In the Friday wrap-up edition of The Line, a consideration of how shallow, insincere posturing, and performing became the hallmarks of Canadian government leadership:
Look, we at The Line are as tired as you are about the more, shall we say, theatrical aspects of Justin Trudeau’s approach to being prime minister. Whether it was his Day One “because it’s 2015!” smirk, his obsession with showing off his socks to foreign dignitaries, his fashion sense while vacationing in India, and countless other Trudeauvian trips of the light fantastic, the man has always seemed more interested in performance than in the substance of governing.
But that’s not quite right. Because if there is one thing we’ve come to realize over the past five years and a bit, it is that for the Trudeau Liberals, the performance is the governing. For example, we used to wonder at the amount of time and energy that Cabinet ministers spent working on their Instagram accounts, since it went far beyond what would seem to be necessary for promoting and communicating policy. But once we understood that it was the job of policy to promote the Instagram account, and not the other way around, all of this proudly vacuous behaviour started to make a lot more sense.
But while we’ve gotten more or less used to it here in Canada (or maybe the right word is “numb”), we’ve always wondered how it looks through foreign eyes. Those abstract wonderings became a little more concrete over the past few weeks. Countries are opening up, people are starting to travel, politicians are going back to their old habits of holding regular meetings to make sure the world is still ticking along. And for Canada’s leaders, all the world’s a ‘gram.
So it was that at the G7 summit in Cornwall England this week, Prime-Minister-In-All-But-Name Chrystia Freeland was the only finance minster to wear a mask in a group photo taken outdoors. Ok, we thought, maybe she’s not fully vaxxed, maybe she has reason to be extra cautious. Except in a string of photos taken just before the official photo, Freeland was captured scrambling to put on her mask, not for safety, but for show.
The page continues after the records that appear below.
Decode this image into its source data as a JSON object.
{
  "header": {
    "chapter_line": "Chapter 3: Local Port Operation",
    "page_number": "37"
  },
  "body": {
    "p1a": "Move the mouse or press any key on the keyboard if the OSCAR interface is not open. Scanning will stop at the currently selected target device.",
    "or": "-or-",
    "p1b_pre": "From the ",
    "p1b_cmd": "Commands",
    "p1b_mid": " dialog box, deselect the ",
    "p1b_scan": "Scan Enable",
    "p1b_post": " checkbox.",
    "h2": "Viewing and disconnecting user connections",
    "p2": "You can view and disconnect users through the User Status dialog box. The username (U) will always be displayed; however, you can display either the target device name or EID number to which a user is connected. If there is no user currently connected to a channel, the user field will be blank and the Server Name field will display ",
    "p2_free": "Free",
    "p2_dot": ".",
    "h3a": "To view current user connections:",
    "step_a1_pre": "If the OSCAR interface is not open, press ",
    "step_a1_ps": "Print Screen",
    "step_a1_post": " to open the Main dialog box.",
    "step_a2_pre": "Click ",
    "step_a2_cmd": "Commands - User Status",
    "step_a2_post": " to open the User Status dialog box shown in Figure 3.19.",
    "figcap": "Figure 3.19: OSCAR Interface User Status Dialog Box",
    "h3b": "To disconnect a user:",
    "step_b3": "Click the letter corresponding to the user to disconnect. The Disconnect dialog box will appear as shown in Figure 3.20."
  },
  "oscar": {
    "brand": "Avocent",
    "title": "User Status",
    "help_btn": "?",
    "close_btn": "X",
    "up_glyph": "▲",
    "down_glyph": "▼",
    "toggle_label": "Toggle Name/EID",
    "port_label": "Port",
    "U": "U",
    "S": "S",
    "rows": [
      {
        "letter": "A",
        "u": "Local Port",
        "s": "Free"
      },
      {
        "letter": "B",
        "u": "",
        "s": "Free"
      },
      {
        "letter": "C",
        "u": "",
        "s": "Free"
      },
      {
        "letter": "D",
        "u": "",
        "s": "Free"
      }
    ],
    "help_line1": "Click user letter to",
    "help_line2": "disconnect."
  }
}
Freeland was just getting the crowd warmed up for her nominal boss, Justin Trudeau. At his official G7 welcome on Friday, Trudeau was the only leader to put a mask on to give Boris Johnson the chummy elbow, only to remove it a few seconds later. We get it. It’s a version of the old “what lie did I tell?” problem, but for acting. Which audience am I playing to at this exact moment? It’s hard for even an old luvvie like Trudeau to keep track.
Once he’s back in Canada, Trudeau is going to hole up in a hotel for a few days, which the Globe‘s Cam Clark aptly referred to as “symbolic penance for a symbolic policy.” We agree with Clark that there’s some good fun in seeing someone get tied up in their own moral posturing. But while Clark is unhappy at the prospect of the prime minister cooling his heels for three days, we’re less fussed about Trudeau’s prospective stay in Hotel Q. Because while Clark thinks “there are real things” for the prime minister to be doing, we doubt that very much.